A common theme among painters of Medieval scenes during the Victorian era are knights and ladies reenacting dramas of love. A lady fair gives a favor to a knight about to go into battle, etc., etc. A common fiction in novels and poems of the era was the existence of Courts of Love, where noble women, usually led by Eleanor of Aquitaine or her daughter Marie, solved disputes about the correct forms and procedures of courtly love at Eleanor's castle of Poitou, in France.
Did it happen?
Courtly love, in and of itself, was very much a thing in the Middle Ages and through to the Renaissance. This consisted of an elaborate set of ideas and rituals which bound younger men of lesser social rank (knights), to older women of higher social rank (ladies), who were otherwise unattainable because they were married, or of too high a social standing, etc. Troubadours and poets such as Chretien de Troyers composed songs and poems about this form of love. Books were written about the etiquette of a knight to his lady and vice versa. Moralists condemned the practice as a cover for adultery. Courtly love had its erotic features, but the extent to which it was sexual, or even practiced in daily life, is open for debate. However, in none of the literature of the period is there any mention of Courts of Love, where disputes about love were brought before high-born ladies to adjudicate and render rulings. This is a later invention and probably a misunderstanding of Medieval life on the part of later generations, most notably the Victorians, who romanticized most things Medieval.

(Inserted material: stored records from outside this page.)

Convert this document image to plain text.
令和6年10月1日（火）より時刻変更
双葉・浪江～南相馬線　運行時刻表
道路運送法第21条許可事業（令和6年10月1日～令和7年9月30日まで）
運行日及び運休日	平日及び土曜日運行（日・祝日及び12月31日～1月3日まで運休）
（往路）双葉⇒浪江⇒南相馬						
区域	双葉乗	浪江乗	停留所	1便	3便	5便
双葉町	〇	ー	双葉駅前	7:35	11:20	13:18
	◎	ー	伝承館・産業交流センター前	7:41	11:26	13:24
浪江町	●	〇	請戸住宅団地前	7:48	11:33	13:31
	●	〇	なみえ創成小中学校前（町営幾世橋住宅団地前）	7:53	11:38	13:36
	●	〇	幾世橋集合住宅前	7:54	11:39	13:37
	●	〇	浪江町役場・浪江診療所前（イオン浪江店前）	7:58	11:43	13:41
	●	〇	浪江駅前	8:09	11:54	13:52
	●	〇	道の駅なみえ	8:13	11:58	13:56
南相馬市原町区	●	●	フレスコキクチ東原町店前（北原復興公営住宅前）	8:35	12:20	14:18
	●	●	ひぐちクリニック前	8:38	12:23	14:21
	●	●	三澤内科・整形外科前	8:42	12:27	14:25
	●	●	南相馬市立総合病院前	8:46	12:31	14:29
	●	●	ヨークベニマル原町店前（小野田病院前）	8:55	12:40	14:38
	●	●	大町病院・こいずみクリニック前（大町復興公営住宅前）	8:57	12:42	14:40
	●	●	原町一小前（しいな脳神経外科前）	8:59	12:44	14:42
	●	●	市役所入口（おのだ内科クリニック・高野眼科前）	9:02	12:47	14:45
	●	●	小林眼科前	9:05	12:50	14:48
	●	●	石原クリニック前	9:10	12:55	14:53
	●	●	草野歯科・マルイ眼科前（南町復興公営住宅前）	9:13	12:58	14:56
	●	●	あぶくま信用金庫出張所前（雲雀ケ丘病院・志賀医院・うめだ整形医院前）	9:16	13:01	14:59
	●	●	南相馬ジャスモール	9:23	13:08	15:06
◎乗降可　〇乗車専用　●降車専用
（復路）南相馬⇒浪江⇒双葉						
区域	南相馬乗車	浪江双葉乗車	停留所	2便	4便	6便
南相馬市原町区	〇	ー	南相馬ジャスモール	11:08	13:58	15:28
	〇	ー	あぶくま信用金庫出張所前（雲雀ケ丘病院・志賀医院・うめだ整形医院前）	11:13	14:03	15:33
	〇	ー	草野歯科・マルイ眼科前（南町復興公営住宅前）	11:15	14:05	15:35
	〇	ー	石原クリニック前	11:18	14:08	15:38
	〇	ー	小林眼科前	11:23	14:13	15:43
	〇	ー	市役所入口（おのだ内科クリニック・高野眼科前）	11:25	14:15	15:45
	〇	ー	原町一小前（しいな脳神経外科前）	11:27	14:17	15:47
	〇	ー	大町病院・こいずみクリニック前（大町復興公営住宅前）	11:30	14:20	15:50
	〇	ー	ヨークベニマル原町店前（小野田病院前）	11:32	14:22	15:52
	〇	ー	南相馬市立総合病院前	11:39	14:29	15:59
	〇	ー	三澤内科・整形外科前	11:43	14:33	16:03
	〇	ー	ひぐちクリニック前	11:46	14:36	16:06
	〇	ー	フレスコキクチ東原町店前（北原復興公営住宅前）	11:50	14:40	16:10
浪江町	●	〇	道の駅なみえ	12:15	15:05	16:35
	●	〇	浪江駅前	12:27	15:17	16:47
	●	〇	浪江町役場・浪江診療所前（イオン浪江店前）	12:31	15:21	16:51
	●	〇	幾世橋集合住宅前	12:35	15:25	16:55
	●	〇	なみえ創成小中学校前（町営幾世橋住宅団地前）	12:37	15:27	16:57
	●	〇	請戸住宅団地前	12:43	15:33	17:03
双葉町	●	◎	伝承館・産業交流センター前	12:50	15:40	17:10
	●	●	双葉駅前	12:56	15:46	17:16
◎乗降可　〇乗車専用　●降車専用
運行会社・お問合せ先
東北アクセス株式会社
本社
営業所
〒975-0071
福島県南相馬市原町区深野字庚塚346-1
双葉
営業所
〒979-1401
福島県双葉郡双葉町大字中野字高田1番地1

The women of the time were busy, running large households and overseeing their families. Eleanor herself was ruler of large domains in her own right, held prisoner by her husband for almost twenty years, and running interference between her husband and her various warring sons. Although she was credited with introducing the idea of Courtly Love from Aquitaine to France and later England, she likely didn't have the time to sit around adjudicating other people's love disputes. Her daughter by her first marriage, Marie, Countess-Consort of Champagne, also kept a lively court, at which her mother was often a guest. If Courts of Love existed at all, they were probably salons at which people read poetry, flirted, or in general gossiped about love and its many facets and problems. Nothing more.